The High Court however ruled in favour of Genesis, namely that it was not obliged to pay for the medical treatment in question. The Council of Medical Schemes then appealed the High Court’s ruling to the Supreme Court of Appeal, (which is the highest court in the land). The question which the Supreme Court of Appeal focused on was whether or not Genesis was liable to compensate a member for the cost of an external prosthesis which is fitted in a private hospital and whether the statutory provisions which all medical schemes must abide by, allows for such compensation.

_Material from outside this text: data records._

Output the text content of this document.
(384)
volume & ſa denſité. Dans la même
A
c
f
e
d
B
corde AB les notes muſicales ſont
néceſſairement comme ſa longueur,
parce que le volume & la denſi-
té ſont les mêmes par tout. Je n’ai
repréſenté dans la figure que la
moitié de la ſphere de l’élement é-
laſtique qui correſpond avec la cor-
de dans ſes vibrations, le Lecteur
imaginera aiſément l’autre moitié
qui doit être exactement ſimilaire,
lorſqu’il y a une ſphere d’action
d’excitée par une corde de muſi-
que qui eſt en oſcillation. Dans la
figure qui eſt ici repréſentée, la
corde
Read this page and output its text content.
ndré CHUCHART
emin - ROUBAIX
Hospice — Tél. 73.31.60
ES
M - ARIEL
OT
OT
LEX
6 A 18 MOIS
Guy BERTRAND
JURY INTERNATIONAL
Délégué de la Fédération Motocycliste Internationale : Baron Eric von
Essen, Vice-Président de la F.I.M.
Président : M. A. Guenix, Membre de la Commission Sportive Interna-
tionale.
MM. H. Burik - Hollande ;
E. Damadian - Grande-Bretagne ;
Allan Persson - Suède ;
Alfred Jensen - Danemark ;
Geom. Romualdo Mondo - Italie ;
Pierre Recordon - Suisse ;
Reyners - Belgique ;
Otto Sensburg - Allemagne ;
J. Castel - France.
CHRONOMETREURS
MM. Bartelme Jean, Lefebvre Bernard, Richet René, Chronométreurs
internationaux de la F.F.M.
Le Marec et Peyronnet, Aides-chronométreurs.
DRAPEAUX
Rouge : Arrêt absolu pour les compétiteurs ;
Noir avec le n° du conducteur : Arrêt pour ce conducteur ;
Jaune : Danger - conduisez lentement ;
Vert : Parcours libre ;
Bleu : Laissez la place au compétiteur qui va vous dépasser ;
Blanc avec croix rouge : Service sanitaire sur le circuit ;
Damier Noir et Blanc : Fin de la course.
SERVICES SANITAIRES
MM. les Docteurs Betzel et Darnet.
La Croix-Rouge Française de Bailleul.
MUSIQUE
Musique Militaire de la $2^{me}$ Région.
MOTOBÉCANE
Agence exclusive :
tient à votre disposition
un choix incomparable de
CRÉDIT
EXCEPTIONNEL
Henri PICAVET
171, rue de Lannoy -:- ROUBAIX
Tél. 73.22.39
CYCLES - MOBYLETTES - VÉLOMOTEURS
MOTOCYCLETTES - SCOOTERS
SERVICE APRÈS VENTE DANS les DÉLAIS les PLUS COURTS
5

On 16 November 2015 the judges of the SCA delivered its judgment. The presiding judges also looked at the definition of what is meant in law of certain words such as “prescribed minimum benefits”, “emergency medical condition”, ‘ “designated service provider”, “prescribed minimum benefit condition” amongst other things. The SCA said that one of the underlying purposes of the prescribed minimum benefits provisions in the Act and the regulations is to ease the demand upon public resources, which provide hospital and medical services at little or no cost, while at the same time ensuring that members of the medical scheme suffering from prescribed minimum benefits conditions are able to obtain treatment at a satisfactory level. It found that with regard to the issue of the ‘prescribed minimum benefit’ provision, the objective in the Act was two-fold. Firstly it was to ‘avoid incidents where individuals lose their medical scheme cover in the event of serious illness and the consequent risk of unfunded utilization of public hospitals’. Secondly it was to encourage improved efficiency in the allocation of Private and Public health care resources.’ The Supreme Court of Appeal was critical of the stance taken by Genesis in refusing to pay for its member’s medical treatment. It overturned the earlier ruling of the High Court and held that the medical scheme Genesis was required to pay for the costs of the medical treatment.